B_Ugli said:
With all the talk of cleaning up the sport recently would it be a good time to discuss:
1. The severity of some 3 weeks tour routes (vuelta 2012) springs to mind and;
2. The number of days the average pro is racing per season (in recent years the season seems to be jan to November with a 1 month off season for some guys)
Surely if everyone is demanding a clean sport organisers have to consider whether they can justifiably treat riders as performing monkeys in the way they have done in recent years.
You can't have been watching the sport for long. Riders like the Schlecks, Contador & that American guy race less in the whole season than riders used to race in 6 months.
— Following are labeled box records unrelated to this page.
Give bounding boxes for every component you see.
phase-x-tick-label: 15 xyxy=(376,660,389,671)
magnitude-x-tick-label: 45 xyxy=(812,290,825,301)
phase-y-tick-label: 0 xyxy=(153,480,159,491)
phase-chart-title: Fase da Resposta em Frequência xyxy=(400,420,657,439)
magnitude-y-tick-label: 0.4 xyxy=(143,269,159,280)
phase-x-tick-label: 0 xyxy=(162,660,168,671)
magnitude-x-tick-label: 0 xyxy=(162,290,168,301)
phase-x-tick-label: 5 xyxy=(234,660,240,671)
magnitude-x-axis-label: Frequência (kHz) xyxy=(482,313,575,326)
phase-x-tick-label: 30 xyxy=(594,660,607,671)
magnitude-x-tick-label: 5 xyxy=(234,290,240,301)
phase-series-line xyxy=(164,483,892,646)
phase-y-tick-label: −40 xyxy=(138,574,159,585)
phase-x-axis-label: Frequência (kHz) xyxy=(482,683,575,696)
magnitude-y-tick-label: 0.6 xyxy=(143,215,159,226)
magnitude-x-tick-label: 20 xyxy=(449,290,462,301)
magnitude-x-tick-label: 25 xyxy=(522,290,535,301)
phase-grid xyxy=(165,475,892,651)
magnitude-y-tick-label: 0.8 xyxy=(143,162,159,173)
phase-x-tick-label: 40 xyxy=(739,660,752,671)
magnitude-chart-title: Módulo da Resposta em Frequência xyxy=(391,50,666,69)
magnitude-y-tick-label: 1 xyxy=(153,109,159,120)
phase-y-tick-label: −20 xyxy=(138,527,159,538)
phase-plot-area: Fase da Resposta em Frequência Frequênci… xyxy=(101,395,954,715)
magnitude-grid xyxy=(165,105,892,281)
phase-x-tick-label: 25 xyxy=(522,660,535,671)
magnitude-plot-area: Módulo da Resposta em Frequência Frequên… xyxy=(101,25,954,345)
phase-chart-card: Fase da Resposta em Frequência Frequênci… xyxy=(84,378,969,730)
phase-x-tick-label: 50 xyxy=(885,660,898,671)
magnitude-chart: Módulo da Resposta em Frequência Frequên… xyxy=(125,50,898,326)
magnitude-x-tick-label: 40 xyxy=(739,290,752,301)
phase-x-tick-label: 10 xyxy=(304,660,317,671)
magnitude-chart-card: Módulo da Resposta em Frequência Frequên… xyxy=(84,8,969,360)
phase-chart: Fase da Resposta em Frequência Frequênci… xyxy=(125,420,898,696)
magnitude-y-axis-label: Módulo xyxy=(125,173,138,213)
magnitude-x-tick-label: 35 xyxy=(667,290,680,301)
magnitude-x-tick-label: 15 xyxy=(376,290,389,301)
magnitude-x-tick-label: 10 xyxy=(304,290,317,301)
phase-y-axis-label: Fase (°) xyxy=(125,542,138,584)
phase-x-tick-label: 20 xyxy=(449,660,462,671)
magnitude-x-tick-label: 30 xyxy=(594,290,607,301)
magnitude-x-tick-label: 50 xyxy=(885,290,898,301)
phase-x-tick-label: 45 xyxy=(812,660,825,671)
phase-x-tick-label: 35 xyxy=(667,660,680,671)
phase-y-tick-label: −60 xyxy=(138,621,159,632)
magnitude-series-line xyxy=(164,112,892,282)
A rider racing on the 6 Day circuit these days is a rarity, as is one who races cyclocross. The actual season is not longer now, it's shorter. Riders don't race a full season as they did in the pre EPO era, they pick and choose their races.
As for the severity of the Grand Tours, do me a favour! Look up the 1978 Tour stage to Valence d'Agen. The race finished a few metres short of the line in protest at the split stages that year in the race. Five years later the organisers had a 300km stage followed by a gentle 257km stage in a race with 22 stages and no rest day. Contrast that with today's races, with bikes that are 5kg lighter on roads that are better surfaced and riders who have every convenience laid on. It's not harder now, if anything it's easier.
Doping is caused by one thing and one thing only, human nature to look for an advantage. We all have it, just some will always go that little bit further looking for an edge.
The answer is to make it so not worth it to cheat. Punitive bans for doping riders, permanent bans for "doctors" & DS's may have an effect.